The RCMP confirmed Friday that at least 31 serving and retired Mounties have taken their lives since 2006. At least four suicides occurred within the past year:

July 2014

Ken Barker, 51, was a retired corporal and dog handler in Manitoba. He was among the first officers on the scene of the beheading of a Greyhound bus passenger in 2008 on the Trans Canada highway near Portage La Prairie. Barker “suffered a long battle” with PTSD, according to his obituary. Many tried to reach out to him but he would “withdraw and isolate himself.”

June 2014

Michel Page, 55, was a retired staff sergeant in New Brunswick.
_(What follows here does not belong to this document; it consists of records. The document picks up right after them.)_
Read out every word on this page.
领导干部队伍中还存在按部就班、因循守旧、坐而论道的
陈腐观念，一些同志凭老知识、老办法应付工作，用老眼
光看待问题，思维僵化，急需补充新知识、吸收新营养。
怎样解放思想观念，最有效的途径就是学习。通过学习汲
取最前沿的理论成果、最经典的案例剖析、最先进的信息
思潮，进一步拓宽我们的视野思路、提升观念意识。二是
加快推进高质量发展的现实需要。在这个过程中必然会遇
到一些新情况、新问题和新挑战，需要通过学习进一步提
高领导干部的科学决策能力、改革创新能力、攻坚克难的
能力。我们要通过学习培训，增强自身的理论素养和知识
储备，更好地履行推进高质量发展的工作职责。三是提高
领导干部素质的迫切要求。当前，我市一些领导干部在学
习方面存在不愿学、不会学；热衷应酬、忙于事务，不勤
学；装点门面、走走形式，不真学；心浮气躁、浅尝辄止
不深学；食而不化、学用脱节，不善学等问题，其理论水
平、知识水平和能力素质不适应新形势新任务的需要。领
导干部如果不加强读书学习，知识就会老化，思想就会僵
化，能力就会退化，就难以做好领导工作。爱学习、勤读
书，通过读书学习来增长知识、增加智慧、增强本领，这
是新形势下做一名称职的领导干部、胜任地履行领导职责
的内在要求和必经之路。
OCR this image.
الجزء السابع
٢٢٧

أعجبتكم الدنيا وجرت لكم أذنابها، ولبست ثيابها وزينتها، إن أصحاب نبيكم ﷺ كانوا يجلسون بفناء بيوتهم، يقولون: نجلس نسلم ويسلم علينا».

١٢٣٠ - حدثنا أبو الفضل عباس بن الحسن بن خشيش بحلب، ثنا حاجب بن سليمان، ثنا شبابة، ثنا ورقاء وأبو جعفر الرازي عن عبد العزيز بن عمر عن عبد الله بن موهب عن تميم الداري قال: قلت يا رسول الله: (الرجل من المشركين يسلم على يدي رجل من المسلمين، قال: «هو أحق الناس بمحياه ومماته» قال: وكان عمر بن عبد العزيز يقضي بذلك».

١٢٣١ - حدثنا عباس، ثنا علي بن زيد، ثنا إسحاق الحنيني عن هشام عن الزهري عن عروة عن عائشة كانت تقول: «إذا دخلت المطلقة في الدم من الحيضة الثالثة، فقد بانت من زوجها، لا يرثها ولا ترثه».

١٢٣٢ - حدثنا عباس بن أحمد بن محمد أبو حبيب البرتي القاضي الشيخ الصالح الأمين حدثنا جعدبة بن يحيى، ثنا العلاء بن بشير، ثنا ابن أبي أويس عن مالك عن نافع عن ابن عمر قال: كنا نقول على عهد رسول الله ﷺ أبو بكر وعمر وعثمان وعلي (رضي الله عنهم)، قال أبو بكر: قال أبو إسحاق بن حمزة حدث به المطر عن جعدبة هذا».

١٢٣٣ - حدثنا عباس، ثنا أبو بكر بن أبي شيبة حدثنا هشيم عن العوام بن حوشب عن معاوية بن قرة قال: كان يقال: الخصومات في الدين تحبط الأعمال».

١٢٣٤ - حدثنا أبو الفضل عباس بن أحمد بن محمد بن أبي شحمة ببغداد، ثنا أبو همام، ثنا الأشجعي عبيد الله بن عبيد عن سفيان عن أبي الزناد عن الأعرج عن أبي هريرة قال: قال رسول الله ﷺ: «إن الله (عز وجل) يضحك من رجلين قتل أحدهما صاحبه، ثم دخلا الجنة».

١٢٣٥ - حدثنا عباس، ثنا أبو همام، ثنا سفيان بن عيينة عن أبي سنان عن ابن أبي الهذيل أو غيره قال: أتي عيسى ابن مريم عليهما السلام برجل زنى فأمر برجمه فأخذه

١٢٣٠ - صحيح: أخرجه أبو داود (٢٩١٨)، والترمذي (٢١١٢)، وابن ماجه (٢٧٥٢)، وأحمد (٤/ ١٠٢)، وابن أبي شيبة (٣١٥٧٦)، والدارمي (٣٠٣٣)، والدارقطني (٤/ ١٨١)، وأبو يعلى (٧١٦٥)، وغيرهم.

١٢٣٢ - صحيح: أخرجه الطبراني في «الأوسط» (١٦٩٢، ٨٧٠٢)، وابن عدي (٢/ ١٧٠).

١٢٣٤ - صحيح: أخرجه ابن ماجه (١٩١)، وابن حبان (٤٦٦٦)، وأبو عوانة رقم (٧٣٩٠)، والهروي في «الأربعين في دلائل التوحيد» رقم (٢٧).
After 28 years of service, he began a second career as an instructor at the New Brunswick Community College in Dieppe.

May 2014

Cpl. Neil Ogurian, 56, was a member of the force’s protective security detail in B.C. Ogurian’s nephew, Brad Ogurian, said family in Alberta were shocked by the news of his suicide.

July 2013

Sgt. Pierre Lemaitre, 56, was found hanging in his home in Abbotsford, B.C. A former media spokesman, Lemaitre had been accused of misleading the public about details of the Taser-related death of Robert Dziekanski at Vancouver airport in 2007, but an inquiry later determined that he had just relayed information that had been given to him by his superiors. His family says they are anxiously awaiting the release of a special B.C. coroner’s report into his death.